Minha interpretação é um pouco diferente. Creio que as duas últimas eleições demonstraram que os eleitores estão aos poucos aposentando os políticos remanescentes da época da ditadura militar. Delfim Netto não se re-elegeu deputado federal em 2006 e agora Maluf teve menos de 5% dos votos para prefeito. Há ainda muita gente para ser aposentada pelos eleitores, mas é possível que em alguns casos a natureza seja mais rápida, tendo em vista sua idade. Os eleitores não estão aposentando apenas as pessoas, mas também as idéias. O velho maniqueismo de que todos que estiveram contra a ditadura militar eram os bons e os que estavam a favor eram os vilões tem cada vez menos sentido. Continuar defendendo as velhas idéias da esquerda caquética que ficou com a cabeça parada na década de cinquenta do século passado também tem seus dias contados. Não só porque os dinossauros da esquerda terceiro-mundista, amiga de Cuba, Cepalina estão cada vez mais velhos, mas principalmente porque estas idéias simplesmente já não servem mais. O mundo mudou muito nos últimos 60 anos, só as Carolinas auto-proclamadas progressistas é que não viram!

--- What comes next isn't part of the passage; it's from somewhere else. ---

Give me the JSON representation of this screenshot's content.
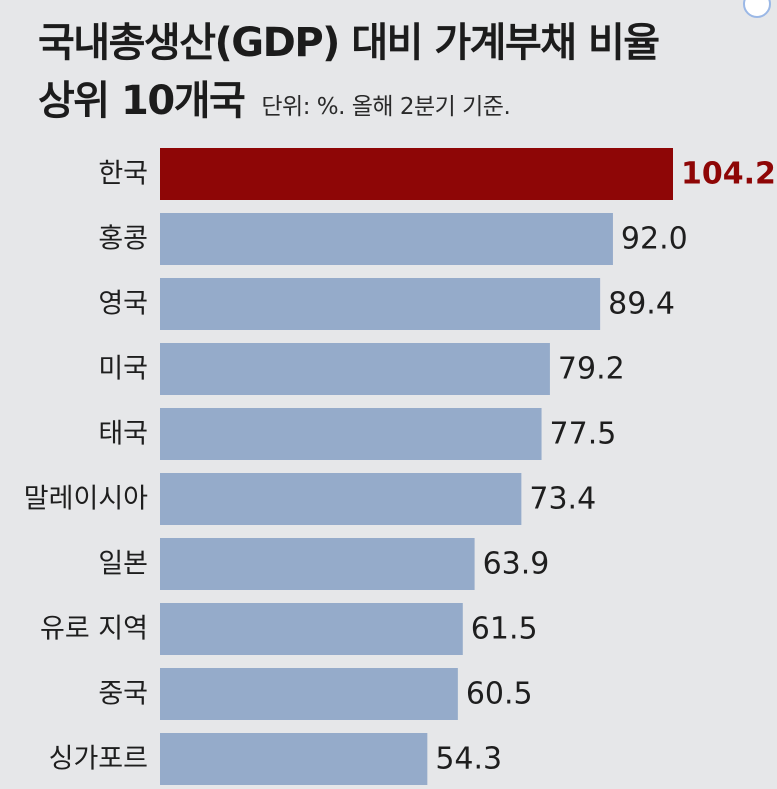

Quando dizem que há um voto anti-PT em São Paulo, eu discordo. Acho que em São Paulo há um voto anti- esquerda pré-histórica. Para entender o que digo, basta comparar o discurso dos petistas e aliados com o de socialistas europeus. A diferença é brutal! Mais uma vez me permito citar o meu caso: aqui nunca votaria nas bobagens defendidas pelas nossas esquerdas; na Espanha voto no Partido Socialista. Não é nenhuma contradição, os socialistas espanhóis estão muito mais perto dos Tucanos do que dos petistas e companheiros. Os trabalhistas do Blair então, é como o dia e a noite.

Para mim o que o eleitor está pedindo é renovação, de pessoas e idéias. Suspeito que esta vai ser a chave das eleições de 2010. Os diversos partidos políticos deveriam tomar nota.